Avustralya için bu kadar yazdıktan sonra ülkemize baktığımızda geçen hafta gündem tamamen sınır ötesi operasyondu. Neredeyse 10 gündür devam eden operasyon her şeyi unutturdu. Ekonomiyi, zamları, işsizliği, iç politikadaki gerginliği her şeyi. Amerika’nın bir dost, bir düşman olduğu, Rusya’nın ne olduğu belli bile olmadığı bu sınır ötesi operasyonda asıl kimin kazançlı olduğu doların geldiği durumla aslında gayet açık ve seçik görünüyor.

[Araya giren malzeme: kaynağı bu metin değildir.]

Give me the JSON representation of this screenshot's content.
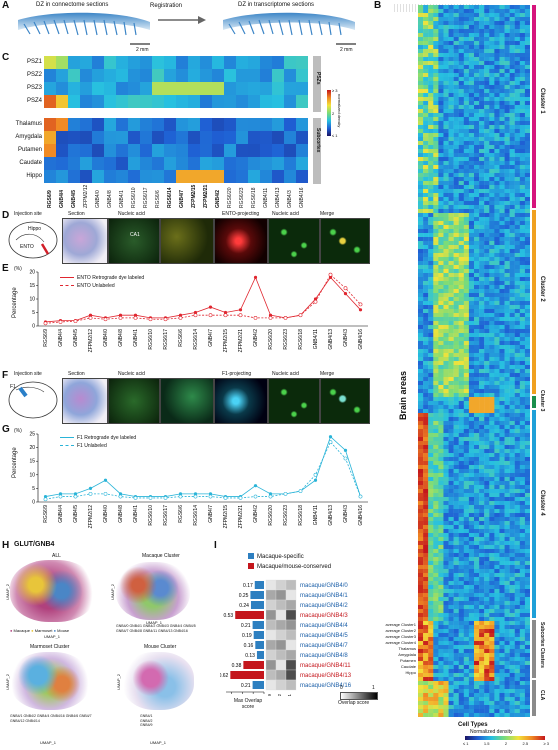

Her kriz çıkan bölgede savaş psikolojisiyle yaşanan ekonomik kaygıların piyasaya nasıl etki yaptığı konusunda uzman olan egemenler Türkiye’de yaşanan durumdanda aslında gayet memnunlar. Bu hareketlilik ne kadar uzun sürerse o kadar karlılar. ABD’nin son önerdiği kontrollü bölge projesi Türkiye tarafından çok da sıcak karşılanmadı. Bu da tabi deli başı Trumph’ın hoşuna gitmedi. Adam ne güzel ara bulucu olarak bölgeye çöreklenip petrol, gazın tam kontrolünü ele geçirecekken hesapları tam tutmadı. Şimdilik tabi.
Bölgeyle ilgili bir başka söylenti de Suriye ile ilgili. Yapılan operasyonun aslında Suriye’nin toparlanmasına milli birlik için ateşleyici bir sebep olabileceği konuşuldu geçen hafta. İç karışıklığı halen devam eden, mezhepsel çatışmaları son bulmayan bir toplum için milli birlikten ne kadar bahsedilir bilmem ama bu ihtimal yani Suriye’nin Türkiye tarafından yapılan operasyon dolayısıyla silkinip kendine geleceği bana biraz uzak bir ihtimal gibi geliyor. Bekleyip hep birlikte göreceğiz.
Aborgin halkının “invasion” yani istila günü olarak andığı bu günde biz de onların acılarını paylaşarak tüm insanlık için aydınlık bir gelecek diliyoruz.